Veut-on encourager l'investissement productif ou le décourager? Les deux mon colonel! C'est bien ce que l'on constate avec la politique économique actuelle particulièrement ambivalente ou même schizophrène! On veut réindustrialiser la France et développer l'emploi. Ceci passe par l'éclosion de nouvelles entreprises innovantes et on sait qu'au stade de l'amorçage, ni les banques, ni les sociétés dites de capital-risque ne veulent prendre le risque de leur lancement. Ce sont les Business Angels qui investissent leur argent personnel et leur temps. Il y en a environ, et seulement, 6000 en France. Parmi elles: 7% de femmes, dont 90% dans notre réseau Femmes Business Angels Ile-de-France. Nous ne sommes pas sexistes et nous investissons aussi bien sur des projets masculins que féminins...

Les femmes s'intéressent à des projets sérieux apportant une innovation réelle, concrète et véritablement utile

Favoriser la création des entreprises, c'est développer le nombre de Business Angels comme dans les pays anglo-saxons. Il y a un immense réservoir de Business Angels potentielles chez les femmes. Mais l'aversion au risque, qui est générale, est encore accentuée chez les femmes qui sont peu joueuses, naturellement prudentes. Cependant elles s'intéressent beaucoup à l'économie réelle et à des projets sérieux apportant une innovation réelle, concrète et véritablement utile. La loi Tepa, en partageant le risque entre les Business Angels et l'Etat, a convaincu plus de femmes d'investir dans plus de projets. Nous avons, sur ce thème, trouvé une écoute attentive auprès de la ministre Fleur Pellerin et de son cabinet, et nous nous félicitons du maintien de la déduction ISF à 50%. Toutefois, en ce qui concerne la déduction IRPP*  -beaucoup de nos membres ne sont pas redevables de l'ISF-, il faudrait impérativement sortir l'investissement PME du plafond de 10.000 euros, comme pour les Sofica et les investissements d'Outre-Mer. Pour les femmes, le choix entre la nounou** et l'investissement PME sera fait au détriment de ce dernier...

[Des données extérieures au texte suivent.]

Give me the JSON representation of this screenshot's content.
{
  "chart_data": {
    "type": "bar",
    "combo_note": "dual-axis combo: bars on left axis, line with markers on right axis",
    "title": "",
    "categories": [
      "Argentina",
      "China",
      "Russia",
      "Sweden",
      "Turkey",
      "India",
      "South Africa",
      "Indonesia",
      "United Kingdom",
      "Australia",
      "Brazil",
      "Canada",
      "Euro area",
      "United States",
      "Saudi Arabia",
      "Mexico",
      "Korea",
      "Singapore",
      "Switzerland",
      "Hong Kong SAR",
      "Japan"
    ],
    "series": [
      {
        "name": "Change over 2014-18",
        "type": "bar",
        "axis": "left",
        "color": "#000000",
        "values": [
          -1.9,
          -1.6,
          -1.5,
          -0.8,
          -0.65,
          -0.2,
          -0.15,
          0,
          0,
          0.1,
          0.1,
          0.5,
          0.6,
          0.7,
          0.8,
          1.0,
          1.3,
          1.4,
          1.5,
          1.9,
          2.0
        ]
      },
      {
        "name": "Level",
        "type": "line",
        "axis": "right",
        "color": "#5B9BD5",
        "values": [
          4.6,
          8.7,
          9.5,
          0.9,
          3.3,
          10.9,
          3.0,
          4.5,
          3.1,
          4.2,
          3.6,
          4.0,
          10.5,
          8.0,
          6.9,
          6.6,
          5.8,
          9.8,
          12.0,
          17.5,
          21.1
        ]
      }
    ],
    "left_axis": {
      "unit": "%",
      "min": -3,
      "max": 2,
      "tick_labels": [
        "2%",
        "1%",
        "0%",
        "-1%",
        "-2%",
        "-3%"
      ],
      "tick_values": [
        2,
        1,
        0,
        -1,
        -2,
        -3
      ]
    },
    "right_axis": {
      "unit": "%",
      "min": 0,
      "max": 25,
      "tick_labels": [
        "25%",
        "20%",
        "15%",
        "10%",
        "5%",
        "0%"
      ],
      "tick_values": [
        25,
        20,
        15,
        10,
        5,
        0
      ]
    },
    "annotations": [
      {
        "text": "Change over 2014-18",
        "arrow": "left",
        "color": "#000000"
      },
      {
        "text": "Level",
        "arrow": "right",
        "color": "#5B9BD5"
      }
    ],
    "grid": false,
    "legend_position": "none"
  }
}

La vocation d'un Business Angel n'est pas de rester indéfiniment dans une société

Mais cet investissement risque fort de se tarir, et on commence à le sentir déjà dans l'ensemble des réseaux de Business Angels, à cause du durcissement de la fiscalité sur les plus-values de cession. Les "Pigeons" se sont largement exprimées sur ce sujet, et nous sommes aussi des "pigeonnes": la valeur d'une société démarre de quasiment zéro. Et son augmentation, quand l'entreprise survit, provient du travail de l'entrepreneur mais aussi de l'aide du Business Angel, de sa prise de risque financier et de son renoncement à la liquidité de son argent... Rien à voir donc avec un revenu, ou une rente! La vocation d'un Business Angel n'est pas de rester indéfiniment dans une société, mais de récupérer du capital au bout de plusieurs années pour le réinvestir dans une nouvelle société.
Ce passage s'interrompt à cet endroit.